Allora fratello, sorella: “Sorgi, risplendi”. Mostra la tua luce e il tuo sale (cfr. Matteo 5:13, 14) a chi si dibatte nelle tenebre e cerca disperatamente in questa vita un barlume di luce e un senso. Non nascondere “sotto un recipiente” (cfr. Matteo 5:15) il bene prezioso della salvezza che hai realizzato.
“Alza gli occhi e guàrdati attorno; tutti si radunano e vengono da te” (v. 4). Un giorno i popoli verranno a Gerusalemme “per onorare il nome del Signore …” (v. 9). Oggi tocca a noi credenti guardarci attorno ed attrarre a Cristo le genti sperdute e senza meta.
La tua casa e la tua chiesa sono un’isola di gioia e serenità, dove quanti vengono possono trovare luce, sollievo, speranza e sono spinti a “onorare il nome del Signore”? Cosa stai facendo, a livello individuale, per rendere la tua casa e la tua chiesa un’isola felice nel deserto arido e deludente del mondo?

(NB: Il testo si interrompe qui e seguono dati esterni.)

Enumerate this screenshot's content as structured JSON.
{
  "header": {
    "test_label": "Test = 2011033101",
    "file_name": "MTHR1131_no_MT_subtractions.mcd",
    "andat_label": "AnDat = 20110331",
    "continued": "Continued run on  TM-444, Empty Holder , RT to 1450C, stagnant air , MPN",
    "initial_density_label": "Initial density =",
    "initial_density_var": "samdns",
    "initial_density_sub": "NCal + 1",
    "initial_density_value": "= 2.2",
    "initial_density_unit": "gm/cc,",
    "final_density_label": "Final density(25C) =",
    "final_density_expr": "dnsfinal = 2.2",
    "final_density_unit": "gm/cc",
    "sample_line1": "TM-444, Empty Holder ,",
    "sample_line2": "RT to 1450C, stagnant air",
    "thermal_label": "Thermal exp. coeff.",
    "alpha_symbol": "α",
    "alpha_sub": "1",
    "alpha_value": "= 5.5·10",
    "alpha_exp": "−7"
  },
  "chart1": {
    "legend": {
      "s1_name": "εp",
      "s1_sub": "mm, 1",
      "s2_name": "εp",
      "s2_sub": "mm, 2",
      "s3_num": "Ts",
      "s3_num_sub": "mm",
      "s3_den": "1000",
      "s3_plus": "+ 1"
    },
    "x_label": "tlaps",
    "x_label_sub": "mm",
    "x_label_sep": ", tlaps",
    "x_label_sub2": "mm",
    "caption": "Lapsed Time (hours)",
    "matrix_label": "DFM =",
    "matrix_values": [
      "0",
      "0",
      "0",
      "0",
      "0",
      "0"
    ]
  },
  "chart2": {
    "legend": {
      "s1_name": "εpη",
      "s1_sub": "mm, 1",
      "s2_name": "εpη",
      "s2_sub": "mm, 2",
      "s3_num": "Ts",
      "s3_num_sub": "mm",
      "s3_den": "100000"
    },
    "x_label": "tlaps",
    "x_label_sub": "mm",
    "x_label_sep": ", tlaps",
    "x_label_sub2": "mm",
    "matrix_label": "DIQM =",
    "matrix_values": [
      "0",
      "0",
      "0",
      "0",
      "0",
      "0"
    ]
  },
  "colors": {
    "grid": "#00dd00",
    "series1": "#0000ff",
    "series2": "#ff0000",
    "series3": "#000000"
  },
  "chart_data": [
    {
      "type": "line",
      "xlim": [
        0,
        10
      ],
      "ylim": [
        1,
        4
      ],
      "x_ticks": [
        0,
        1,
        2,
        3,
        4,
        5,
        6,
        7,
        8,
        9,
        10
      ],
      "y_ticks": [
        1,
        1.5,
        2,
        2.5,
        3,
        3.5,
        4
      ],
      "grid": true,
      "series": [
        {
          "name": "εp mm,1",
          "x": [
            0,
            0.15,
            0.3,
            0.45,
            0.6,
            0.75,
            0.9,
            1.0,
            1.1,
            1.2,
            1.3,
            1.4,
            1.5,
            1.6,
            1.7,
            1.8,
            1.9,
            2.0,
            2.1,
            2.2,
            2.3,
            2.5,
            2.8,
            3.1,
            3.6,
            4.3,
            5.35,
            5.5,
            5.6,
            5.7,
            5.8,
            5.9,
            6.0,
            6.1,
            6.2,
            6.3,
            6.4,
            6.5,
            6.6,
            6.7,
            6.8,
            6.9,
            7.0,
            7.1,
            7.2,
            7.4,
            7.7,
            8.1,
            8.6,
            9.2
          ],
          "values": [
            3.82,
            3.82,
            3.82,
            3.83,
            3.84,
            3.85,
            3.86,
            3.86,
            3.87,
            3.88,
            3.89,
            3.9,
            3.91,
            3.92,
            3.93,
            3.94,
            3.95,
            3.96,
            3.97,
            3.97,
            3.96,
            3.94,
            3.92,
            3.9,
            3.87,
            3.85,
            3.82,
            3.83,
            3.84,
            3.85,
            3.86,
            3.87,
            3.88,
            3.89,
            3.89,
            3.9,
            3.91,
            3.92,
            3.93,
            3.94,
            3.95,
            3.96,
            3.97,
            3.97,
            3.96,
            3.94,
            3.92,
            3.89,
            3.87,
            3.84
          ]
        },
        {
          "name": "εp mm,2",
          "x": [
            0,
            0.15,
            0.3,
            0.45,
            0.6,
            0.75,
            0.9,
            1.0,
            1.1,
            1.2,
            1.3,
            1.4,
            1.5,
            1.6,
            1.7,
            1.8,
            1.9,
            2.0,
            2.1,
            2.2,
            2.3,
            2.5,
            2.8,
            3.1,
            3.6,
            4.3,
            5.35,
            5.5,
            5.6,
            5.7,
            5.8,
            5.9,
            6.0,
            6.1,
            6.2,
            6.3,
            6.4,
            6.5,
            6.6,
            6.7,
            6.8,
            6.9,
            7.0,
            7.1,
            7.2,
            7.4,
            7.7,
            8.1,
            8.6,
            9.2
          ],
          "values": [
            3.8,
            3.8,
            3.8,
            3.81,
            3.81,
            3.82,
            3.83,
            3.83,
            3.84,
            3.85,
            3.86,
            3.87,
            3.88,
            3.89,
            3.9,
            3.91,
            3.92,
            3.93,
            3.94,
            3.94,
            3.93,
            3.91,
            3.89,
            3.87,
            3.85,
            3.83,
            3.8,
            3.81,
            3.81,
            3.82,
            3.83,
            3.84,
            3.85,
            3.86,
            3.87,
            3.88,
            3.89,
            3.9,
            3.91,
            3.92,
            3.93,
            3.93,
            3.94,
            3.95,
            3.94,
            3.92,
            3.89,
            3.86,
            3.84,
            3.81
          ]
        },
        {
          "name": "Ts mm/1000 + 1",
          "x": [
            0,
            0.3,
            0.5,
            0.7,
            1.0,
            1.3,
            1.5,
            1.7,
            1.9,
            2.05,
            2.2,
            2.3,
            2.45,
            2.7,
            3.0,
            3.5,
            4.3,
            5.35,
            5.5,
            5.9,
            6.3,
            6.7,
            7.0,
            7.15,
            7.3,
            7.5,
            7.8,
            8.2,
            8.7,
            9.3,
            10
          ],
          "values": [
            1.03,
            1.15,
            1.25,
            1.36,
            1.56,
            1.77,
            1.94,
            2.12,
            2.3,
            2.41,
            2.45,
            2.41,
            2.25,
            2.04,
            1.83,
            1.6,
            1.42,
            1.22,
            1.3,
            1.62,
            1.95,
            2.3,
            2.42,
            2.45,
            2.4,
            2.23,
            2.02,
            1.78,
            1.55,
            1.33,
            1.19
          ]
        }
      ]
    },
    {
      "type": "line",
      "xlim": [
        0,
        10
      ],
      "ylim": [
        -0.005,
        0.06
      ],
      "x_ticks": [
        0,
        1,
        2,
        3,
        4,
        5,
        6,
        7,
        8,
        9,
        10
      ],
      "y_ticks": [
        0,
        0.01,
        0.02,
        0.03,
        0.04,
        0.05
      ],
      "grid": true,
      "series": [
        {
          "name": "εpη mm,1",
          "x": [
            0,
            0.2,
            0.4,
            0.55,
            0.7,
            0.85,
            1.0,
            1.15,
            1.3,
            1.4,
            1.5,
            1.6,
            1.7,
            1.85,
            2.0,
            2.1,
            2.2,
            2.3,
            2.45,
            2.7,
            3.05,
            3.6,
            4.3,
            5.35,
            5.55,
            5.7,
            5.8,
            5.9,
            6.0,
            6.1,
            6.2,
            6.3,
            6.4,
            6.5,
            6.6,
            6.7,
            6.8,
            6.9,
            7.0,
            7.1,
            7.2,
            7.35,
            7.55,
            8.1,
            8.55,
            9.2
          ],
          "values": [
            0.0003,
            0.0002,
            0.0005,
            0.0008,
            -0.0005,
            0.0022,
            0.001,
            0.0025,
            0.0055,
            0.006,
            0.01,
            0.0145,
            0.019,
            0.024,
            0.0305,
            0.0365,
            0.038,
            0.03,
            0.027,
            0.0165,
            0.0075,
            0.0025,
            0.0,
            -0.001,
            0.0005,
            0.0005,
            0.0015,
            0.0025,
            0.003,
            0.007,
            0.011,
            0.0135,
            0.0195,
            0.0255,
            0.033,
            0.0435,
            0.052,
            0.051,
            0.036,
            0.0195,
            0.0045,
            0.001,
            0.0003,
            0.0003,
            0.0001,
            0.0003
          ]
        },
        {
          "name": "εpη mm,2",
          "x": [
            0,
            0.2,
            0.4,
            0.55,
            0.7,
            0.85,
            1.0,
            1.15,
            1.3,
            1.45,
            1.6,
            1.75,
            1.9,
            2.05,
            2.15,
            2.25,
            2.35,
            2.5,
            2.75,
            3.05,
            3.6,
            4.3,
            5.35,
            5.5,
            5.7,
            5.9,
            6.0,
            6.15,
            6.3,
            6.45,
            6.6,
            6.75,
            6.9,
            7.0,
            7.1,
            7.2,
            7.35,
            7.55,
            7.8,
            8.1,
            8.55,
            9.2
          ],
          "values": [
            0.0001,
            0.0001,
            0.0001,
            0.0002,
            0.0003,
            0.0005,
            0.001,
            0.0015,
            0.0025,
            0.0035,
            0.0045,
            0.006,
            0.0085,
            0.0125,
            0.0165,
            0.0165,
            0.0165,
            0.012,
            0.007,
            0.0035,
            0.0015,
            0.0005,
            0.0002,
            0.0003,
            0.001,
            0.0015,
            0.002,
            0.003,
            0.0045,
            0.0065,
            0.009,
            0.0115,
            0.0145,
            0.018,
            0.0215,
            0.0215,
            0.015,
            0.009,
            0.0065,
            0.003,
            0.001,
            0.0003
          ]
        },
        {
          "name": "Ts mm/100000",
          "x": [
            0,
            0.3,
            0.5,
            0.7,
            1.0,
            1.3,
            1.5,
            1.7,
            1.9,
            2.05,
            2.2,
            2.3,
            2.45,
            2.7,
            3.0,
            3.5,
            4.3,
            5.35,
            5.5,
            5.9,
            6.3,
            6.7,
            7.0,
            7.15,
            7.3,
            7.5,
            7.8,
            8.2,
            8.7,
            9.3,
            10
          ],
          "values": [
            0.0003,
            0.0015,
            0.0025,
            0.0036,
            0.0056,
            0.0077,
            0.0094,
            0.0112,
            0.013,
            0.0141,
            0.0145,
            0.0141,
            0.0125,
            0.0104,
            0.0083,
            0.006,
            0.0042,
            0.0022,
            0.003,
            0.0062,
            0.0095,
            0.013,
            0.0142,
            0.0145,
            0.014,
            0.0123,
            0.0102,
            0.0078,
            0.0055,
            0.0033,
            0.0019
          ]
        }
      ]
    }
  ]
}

Troppi credenti e perfino chiese intere hanno dimenticato che lo scopo principale della Chiesa è quello di proclamare la Buona Notizia ed essere un punto di riferimento e di ristoro per chi vaga in cerca di una soluzione. Forse non ti senti all’altezza, come non lo era di certo Gerusalemme al tempo di Isaia, oppure con la tua piccola chiesa senti di appartenere ad una minoranza inascoltata. Ma non temere: “Il più piccolo diventerà un migliaio; il minimo, una nazione potente. Io, il Signore, affretterò le cose a suo tempo” (v. 22).